No me avergüenzo de anunciar esta buena noticia, que es la fuerza salvadora de Dios para todo creyente tanto si es judío como si no lo es. Por ella (por la buena noticia), en efecto, se nos revela esa fuerza salvadora de Dios mediante una fe en continuo crecimiento. Así lo dice la Escritura: Aquel a quien Dios restablece en su amistad por medio de la fe, alcanzará la vida.

 

Hay personas totalmente despreocupadas de su relación con Dios. Viven como si no existiera, no lo tienen presente en su proyecto de vida personal y sus vidas siguen día tras día y no necesariamente son miserables, las cosas les van mal y son infelices. Es un tópico que el que vive al margen del Señor lo pasa mal y al justo todo le va bien. He conocido gente no creyente feliz, realizada, madura y solidaria y, por el contrario, gente seguidora de Jesús que dan pena y viven en la absoluta miseria moral, espiritual y emocional.
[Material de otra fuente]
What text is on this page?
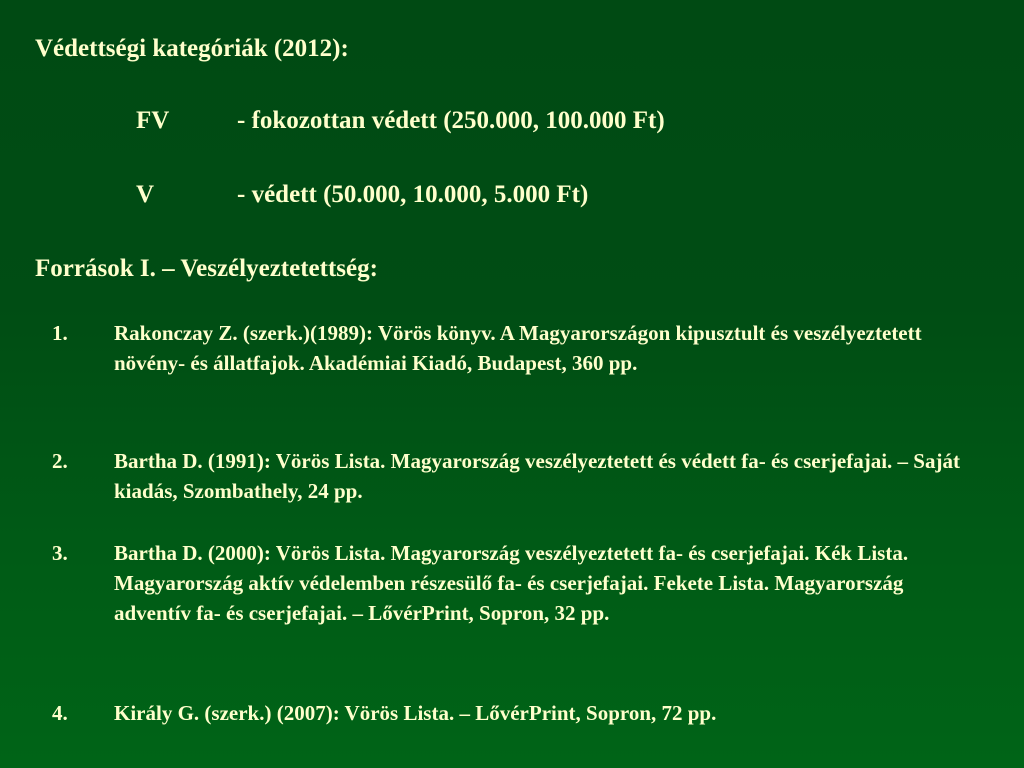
Védettségi kategóriák (2012):
FV	- fokozottan védett (250.000, 100.000 Ft)
V	- védett (50.000, 10.000, 5.000 Ft)
Források I. – Veszélyeztetettség:
1. Rakonczay Z. (szerk.)(1989): Vörös könyv. A Magyarországon kipusztult és veszélyeztetett növény- és állatfajok. Akadémiai Kiadó, Budapest, 360 pp.
2. Bartha D. (1991): Vörös Lista. Magyarország veszélyeztetett és védett fa- és cserjefajai. – Saját kiadás, Szombathely, 24 pp.
3. Bartha D. (2000): Vörös Lista. Magyarország veszélyeztetett fa- és cserjefajai. Kék Lista. Magyarország aktív védelemben részesülő fa- és cserjefajai. Fekete Lista. Magyarország adventív fa- és cserjefajai. – LővérPrint, Sopron, 32 pp.
4. Király G. (szerk.) (2007): Vörös Lista. – LővérPrint, Sopron, 72 pp.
Pero estas palabras de Pablo van dirigidas a aquellos que si nos preocupa como podemos establecer una relación con Dios que sea estable, segura y duradera. Están dirigidas a aquellos de nosotros que tenemos perfecta y clara conciencia de que no somos el tipo de personas que deberíamos ser y, consecuentemente, hemos aceptado que somos deficitarios moral, ética y espiritualmente para acercarnos a Dios y ser aceptados por Él.
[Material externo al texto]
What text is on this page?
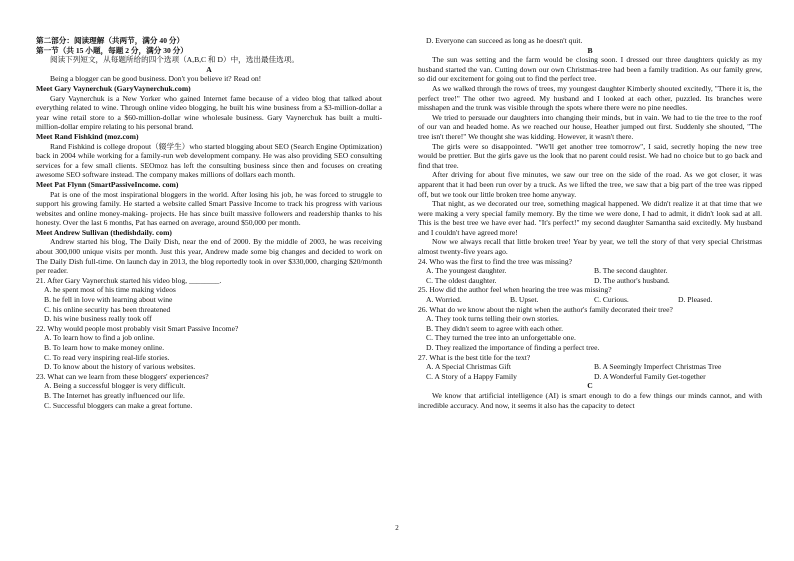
第二部分：阅读理解（共两节，满分 40 分）

第一节（共 15 小题，每题 2 分，满分 30 分）

阅读下列短文，从每题所给的四个选项（A,B,C 和 D）中，选出最佳选项。

A

Being a blogger can be good business. Don't you believe it? Read on!

Meet Gary Vaynerchuk (GaryVaynerchuk.com)

Gary Vaynerchuk is a New Yorker who gained Internet fame because of a video blog that talked about everything related to wine. Through online video blogging, he built his wine business from a $3-million-dollar a year wine retail store to a $60-million-dollar wine wholesale business. Gary Vaynerchuk has built a multi-million-dollar empire relating to his personal brand.

Meet Rand Fishkind (moz.com)

Rand Fishkind is college dropout（辍学生）who started blogging about SEO (Search Engine Optimization) back in 2004 while working for a family-run web development company. He was also providing SEO consulting services for a few small clients. SEOmoz has left the consulting business since then and focuses on creating awesome SEO software instead. The company makes millions of dollars each month.

Meet Pat Flynn (SmartPassiveIncome. com)

Pat is one of the most inspirational bloggers in the world. After losing his job, he was forced to struggle to support his growing family. He started a website called Smart Passive Income to track his progress with various websites and online money-making- projects. He has since built massive followers and readership thanks to his honesty. Over the last 6 months, Pat has earned on average, around $50,000 per month.

Meet Andrew Sullivan (thedishdaily. com)

Andrew started his blog, The Daily Dish, near the end of 2000. By the middle of 2003, he was receiving about 300,000 unique visits per month. Just this year, Andrew made some big changes and decided to work on The Daily Dish full-time. On launch day in 2013, the blog reportedly took in over $330,000, charging $20/month per reader.

21. After Gary Vaynerchuk started his video blog, ________.

A. he spent most of his time making videos

B. he fell in love with learning about wine

C. his online security has been threatened

D. his wine business really took off

22. Why would people most probably visit Smart Passive Income?

A. To learn how to find a job online.

B. To learn how to make money online.

C. To read very inspiring real-life stories.

D. To know about the history of various websites.

23. What can we learn from these bloggers' experiences?

A. Being a successful blogger is very difficult.

B. The Internet has greatly influenced our life.

C. Successful bloggers can make a great fortune.

D. Everyone can succeed as long as he doesn't quit.

B

The sun was setting and the farm would be closing soon. I dressed our three daughters quickly as my husband started the van. Cutting down our own Christmas-tree had been a family tradition. As our family grew, so did our excitement for going out to find the perfect tree.

As we walked through the rows of trees, my youngest daughter Kimberly shouted excitedly, "There it is, the perfect tree!" The other two agreed. My husband and I looked at each other, puzzled. Its branches were misshapen and the trunk was visible through the spots where there were no pine needles.

We tried to persuade our daughters into changing their minds, but in vain. We had to tie the tree to the roof of our van and headed home. As we reached our house, Heather jumped out first. Suddenly she shouted, "The tree isn't there!" We thought she was kidding. However, it wasn't there.

The girls were so disappointed. "We'll get another tree tomorrow", I said, secretly hoping the new tree would be prettier. But the girls gave us the look that no parent could resist. We had no choice but to go back and find that tree.

After driving for about five minutes, we saw our tree on the side of the road. As we got closer, it was apparent that it had been run over by a truck. As we lifted the tree, we saw that a big part of the tree was ripped off, but we took our little broken tree home anyway.

That night, as we decorated our tree, something magical happened. We didn't realize it at that time that we were making a very special family memory. By the time we were done, I had to admit, it didn't look sad at all. This is the best tree we have ever had. "It's perfect!" my second daughter Samantha said excitedly. My husband and I couldn't have agreed more!

Now we always recall that little broken tree! Year by year, we tell the story of that very special Christmas almost twenty-five years ago.

24. Who was the first to find the tree was missing?

A. The youngest daughter.	B. The second daughter.
C. The oldest daughter.	D. The author's husband.

25. How did the author feel when hearing the tree was missing?

A. Worried.	B. Upset.	C. Curious.	D. Pleased.

26. What do we know about the night when the author's family decorated their tree?

A. They took turns telling their own stories.

B. They didn't seem to agree with each other.

C. They turned the tree into an unforgettable one.

D. They realized the importance of finding a perfect tree.

27. What is the best title for the text?

A. A Special Christmas Gift	B. A Seemingly Imperfect Christmas Tree
C. A Story of a Happy Family	D. A Wonderful Family Get-together

C

We know that artificial intelligence (AI) is smart enough to do a few things our minds cannot, and with incredible accuracy. And now, it seems it also has the capacity to detect

2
Precisamente Pablo dice que este Dios nos acepta, nos restablece en una amistad con Él, es decir, nos declara amigos suyos, por medio de la en Jesús y lo que ha hecho por nosotros. Dicho con otras palabras, Jesús ha compensado ese déficit del que hablaba antes por medio de su muerte en la cruz y, si nosotros aceptamos esa sublime y sencilla realidad, Dios nos perdona, nos hace sus amigos y nos da vida. 

Eso, simplemente eso, es la buena noticia que Jesús vino a traer.